Senior Honors Thesis

College or School

COLSA

Department

Natural Resources and the Environment

Program or Major

Environmental Conservation and Sustainability

Degree Name

Bachelor of Science

First Advisor

Mary Friedman

Abstract

Estuaries are some of the most diverse and fragile ecosystems on our planet. All over the nation, along the coastal states, half of the wetlands, about 55 million acres, have been destroyed (“Habitat Loss Nationwide,” n.d.).
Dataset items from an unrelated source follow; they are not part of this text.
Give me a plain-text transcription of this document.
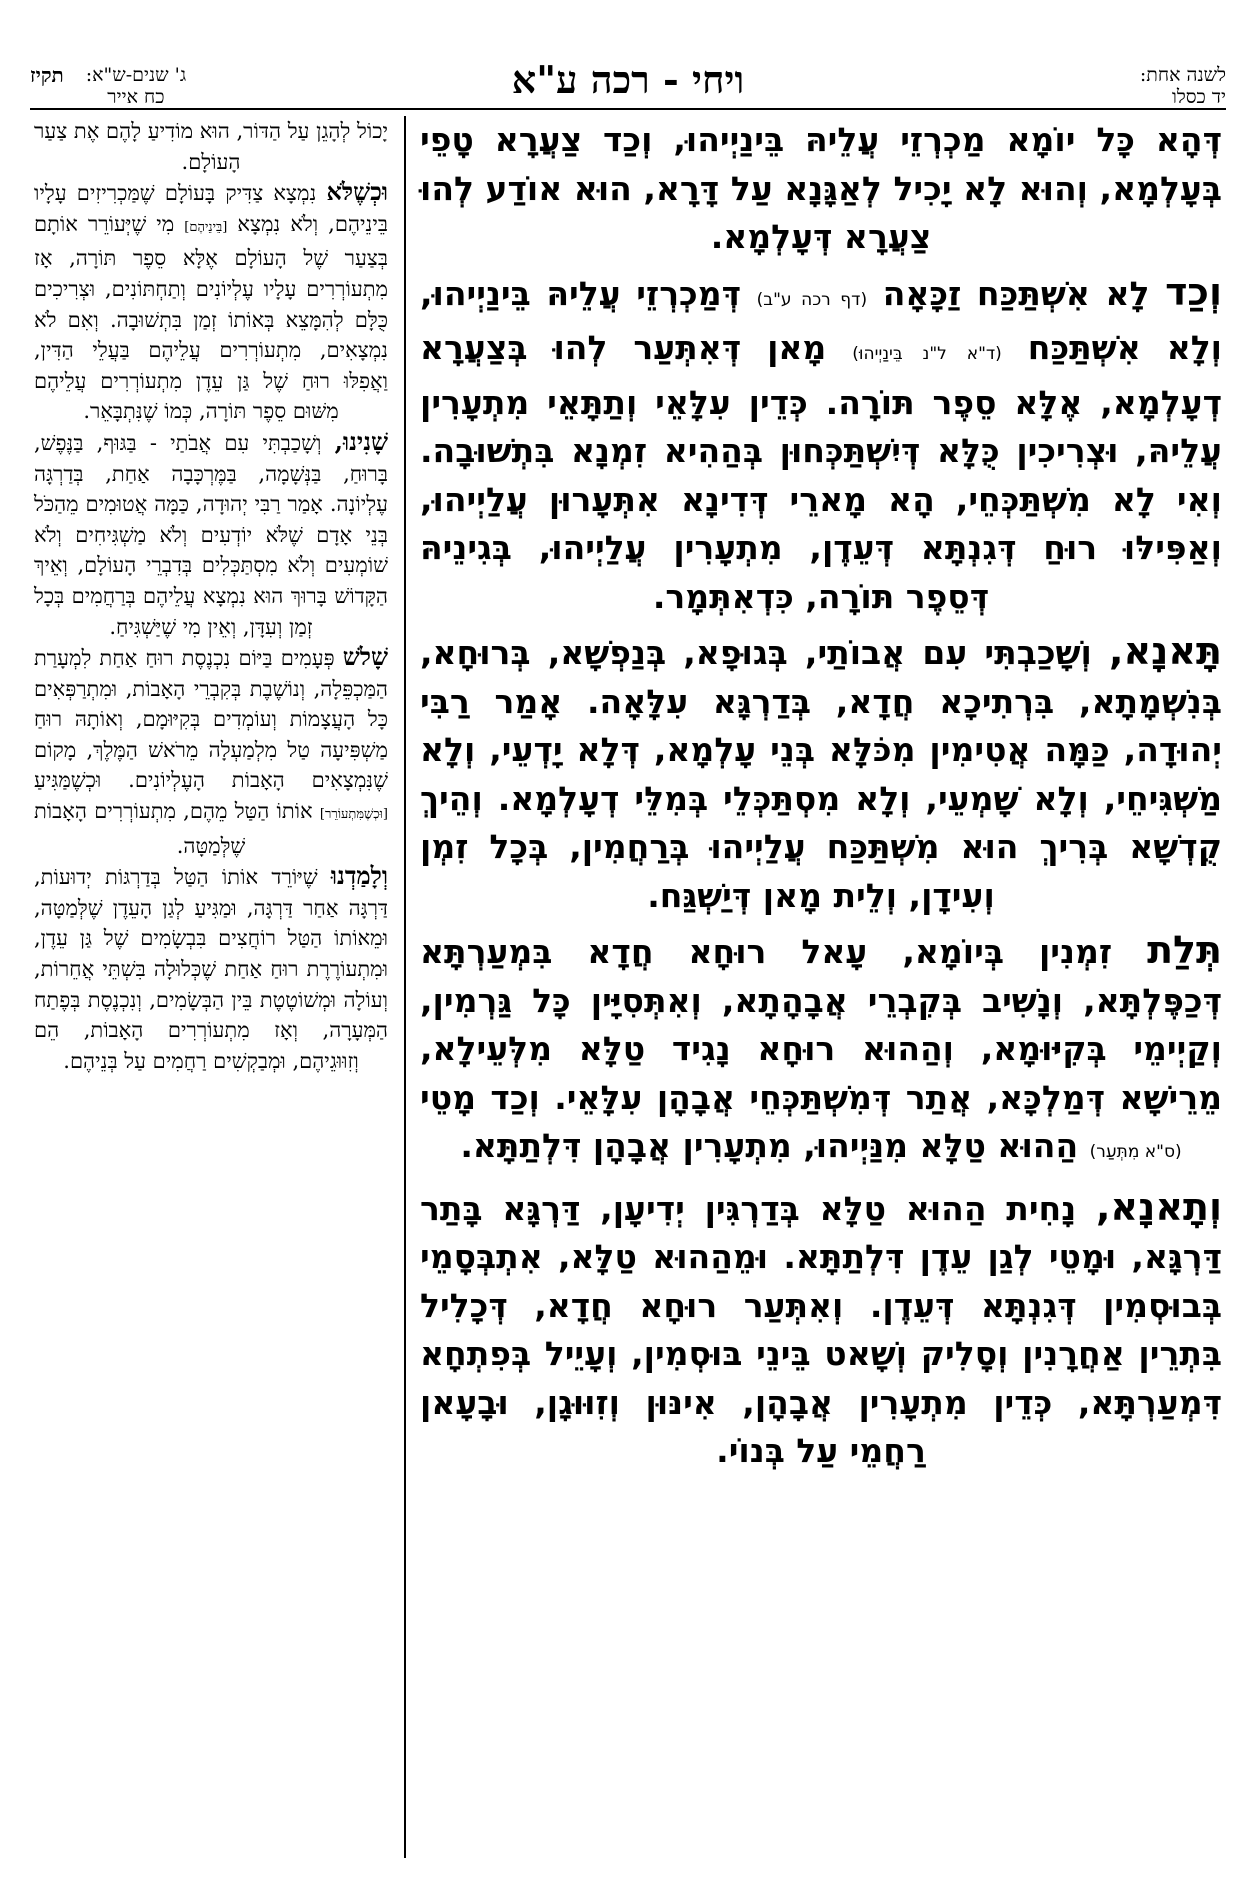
לשנה אחת:
יד כסלו
ויחי - רכה ע"א
ג' שנים-ש"א:
כח אייר
תקיז

דְּהָא כָּל יוֹמָא מַכְרְזֵי עֲלֵיהּ בֵּינַיְיהוּ, וְכַד צַעֲרָא טָפֵי בְּעָלְמָא, וְהוּא לָא יָכִיל לְאַגָּנָא עַל דָּרָא, הוּא אוֹדַע לְהוּ צַעֲרָא דְּעָלְמָא.

וְכַד לָא אִשְׁתַּכַּח זַכָּאָה (דף רכה ע"ב) דְּמַכְרְזֵי עֲלֵיהּ בֵּינַיְיהוּ, וְלָא אִשְׁתַּכַּח (ד"א ל"נ בֵּינַיְיהוּ) מָאן דְּאִתְּעַר לְהוּ בְּצַעֲרָא דְעָלְמָא, אֶלָּא סֵפֶר תּוֹרָה. כְּדֵין עִלָּאֵי וְתַתָּאֵי מִתְעָרִין עֲלֵיהּ, וּצְרִיכִין כֻּלָּא דְּיִשְׁתַּכְּחוּן בְּהַהִיא זִמְנָא בִּתְשׁוּבָה. וְאִי לָא מִשְׁתַּכְּחֵי, הָא מָארֵי דְּדִינָא אִתְּעָרוּן עֲלַיְיהוּ, וְאַפִּילּוּ רוּחַ דְּגִנְתָּא דְּעֵדֶן, מִתְעָרִין עֲלַיְיהוּ, בְּגִינֵיהּ דְּסֵפֶר תּוֹרָה, כִּדְאִתְּמָר.

תָּאנָא, וְשָׁכַבְתִּי עִם אֲבוֹתַי, בְּגוּפָא, בְּנַפְשָׁא, בְּרוּחָא, בְּנִשְׁמָתָא, בִּרְתִיכָא חֲדָא, בְּדַרְגָּא עִלָּאָה. אָמַר רַבִּי יְהוּדָה, כַּמָּה אֲטִימִין מִכֹּלָּא בְּנֵי עָלְמָא, דְּלָא יָדְעֵי, וְלָא מַשְׁגִּיחֵי, וְלָא שָׁמְעֵי, וְלָא מִסְתַּכְּלֵי בְּמִלֵּי דְעָלְמָא. וְהֵיךְ קֻדְשָׁא בְּרִיךְ הוּא מִשְׁתַּכַּח עֲלַיְיהוּ בְּרַחֲמִין, בְּכָל זִמְן וְעִידָן, וְלֵית מָאן דְּיַשְׁגַּח.

תְּלַת זִמְנִין בְּיוֹמָא, עָאל רוּחָא חֲדָא בִּמְעַרְתָּא דְּכַפֶּלְתָּא, וְנָשִׁיב בְּקִבְרֵי אֲבָהָתָא, וְאִתְּסִיָּין כָּל גַּרְמִין, וְקַיְימֵי בְּקִיּוּמָא, וְהַהוּא רוּחָא נָגִיד טַלָּא מִלְּעֵילָא, מֵרֵישָׁא דְּמַלְכָּא, אֲתַר דְּמִשְׁתַּכְּחֵי אֲבָהָן עִלָּאֵי. וְכַד מָטֵי (ס"א מִתְּעַר) הַהוּא טַלָּא מִנַּיְיהוּ, מִתְעָרִין אֲבָהָן דִּלְתַתָּא.

וְתָאנָא, נָחִית הַהוּא טַלָּא בְּדַרְגִּין יְדִיעָן, דַּרְגָּא בָּתַר דַּרְגָּא, וּמָטֵי לְגַן עֵדֶן דִּלְתַתָּא. וּמֵהַהוּא טַלָּא, אִתְבְּסָמֵי בְּבוּסְמִין דְּגִנְתָּא דְּעֵדֶן. וְאִתְּעַר רוּחָא חֲדָא, דְּכָלִיל בִּתְרֵין אַחֲרָנִין וְסָלִיק וְשָׁאט בֵּינֵי בּוּסְמִין, וְעָיֵיל בְּפִתְחָא דִּמְעַרְתָּא, כְּדֵין מִתְעָרִין אֲבָהָן, אִינּוּן וְזִוּוּגָן, וּבָעָאן רַחֲמֵי עַל בְּנוֹי.

יָכוֹל לְהָגֵן עַל הַדּוֹר, הוּא מוֹדִיעַ לָהֶם אֶת צַעַר הָעוֹלָם.

וּכְשֶׁלֹּא נִמְצָא צַדִּיק בָּעוֹלָם שֶׁמַּכְרִיזִים עָלָיו בֵּינֵיהֶם, וְלֹא נִמְצָא [בֵּינֵיהֶם] מִי שֶׁיְּעוֹרֵר אוֹתָם בְּצַעַר שֶׁל הָעוֹלָם אֶלָּא סֵפֶר תּוֹרָה, אָז מִתְעוֹרְרִים עָלָיו עֶלְיוֹנִים וְתַחְתּוֹנִים, וּצְרִיכִים כֻּלָּם לְהִמָּצֵא בְּאוֹתוֹ זְמַן בִּתְשׁוּבָה. וְאִם לֹא נִמְצָאִים, מִתְעוֹרְרִים עֲלֵיהֶם בַּעֲלֵי הַדִּין, וַאֲפִלּוּ רוּחַ שֶׁל גַּן עֵדֶן מִתְעוֹרְרִים עֲלֵיהֶם מִשּׁוּם סֵפֶר תּוֹרָה, כְּמוֹ שֶׁנִּתְבָּאֵר.

שָׁנִינוּ, וְשָׁכַבְתִּי עִם אֲבֹתַי - בַּגּוּף, בַּנֶּפֶשׁ, בָּרוּחַ, בַּנְּשָׁמָה, בַּמֶּרְכָּבָה אַחַת, בְּדַרְגָּה עֶלְיוֹנָה. אָמַר רַבִּי יְהוּדָה, כַּמָּה אֲטוּמִים מֵהַכֹּל בְּנֵי אָדָם שֶׁלֹּא יוֹדְעִים וְלֹא מַשְׁגִּיחִים וְלֹא שׁוֹמְעִים וְלֹא מִסְתַּכְּלִים בְּדִבְרֵי הָעוֹלָם, וְאֵיךְ הַקָּדוֹשׁ בָּרוּךְ הוּא נִמְצָא עֲלֵיהֶם בְּרַחֲמִים בְּכָל זְמַן וְעִדָּן, וְאֵין מִי שֶׁיַּשְׁגִּיחַ.

שָׁלֹשׁ פְּעָמִים בַּיּוֹם נִכְנֶסֶת רוּחַ אַחַת לִמְעָרַת הַמַּכְפֵּלָה, וְנוֹשֶׁבֶת בְּקִבְרֵי הָאָבוֹת, וּמִתְרַפְּאִים כָּל הָעֲצָמוֹת וְעוֹמְדִים בְּקִיּוּמָם, וְאוֹתָהּ רוּחַ מַשְׁפִּיעָה טַל מִלְמַעְלָה מֵרֹאשׁ הַמֶּלֶךְ, מָקוֹם שֶׁנִּמְצָאִים הָאָבוֹת הָעֶלְיוֹנִים. וּכְשֶׁמַּגִּיעַ [וּכְשֶׁמִּתְעוֹרֵר] אוֹתוֹ הַטַּל מֵהֶם, מִתְעוֹרְרִים הָאָבוֹת שֶׁלְּמַטָּה.

וְלָמַדְנוּ שֶׁיּוֹרֵד אוֹתוֹ הַטַּל בְּדַרְגּוֹת יְדוּעוֹת, דַּרְגָּה אַחַר דַּרְגָּה, וּמַגִּיעַ לְגַן הָעֵדֶן שֶׁלְּמַטָּה, וּמֵאוֹתוֹ הַטַּל רוֹחֲצִים בִּבְשָׂמִים שֶׁל גַּן עֵדֶן, וּמִתְעוֹרֶרֶת רוּחַ אַחַת שֶׁכְּלוּלָה בִּשְׁתֵּי אֲחֵרוֹת, וְעוֹלָה וּמְשׁוֹטֶטֶת בֵּין הַבְּשָׂמִים, וְנִכְנֶסֶת בְּפֶתַח הַמְּעָרָה, וְאָז מִתְעוֹרְרִים הָאָבוֹת, הֵם וְזִוּוּגֵיהֶם, וּמְבַקְשִׁים רַחֲמִים עַל בְּנֵיהֶם.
Most of these wetlands get Dutton 3 cleared and drained for development, agriculture, etc. In the estuaries located in the Gulf of Maine, development has doubled in the last forty years in the lower watershed (“Habitat Loss Nationwide,” n.d.). This has resulted in an increase in population and impervious surfaces, which correlates with the negative impacts to the watershed, such as runoff and sedimentation (National Research Council, 1987). Other factors have contributed to the degradation of the estuaries in the Piscataqua region such as sealevel rise and an increase in fertilizer use (citations). Some changes have been made to protect these estuaries, however, solving the cumulative impacts need to be included in the protection. Each individual activity is not independent of each other. Their activities work together to decrease the productivity and health of the estuaries. We have policies that have been created, and zoning that has been changed to improve estuaries, however, we need to take that next step forward to fill in the gaps. The goal of this paper is to analyze the current policies and programs, identify the gaps to improve and enhance the programs to be in line with the longstanding ideals of protection and conservation of Durham’s estuaries.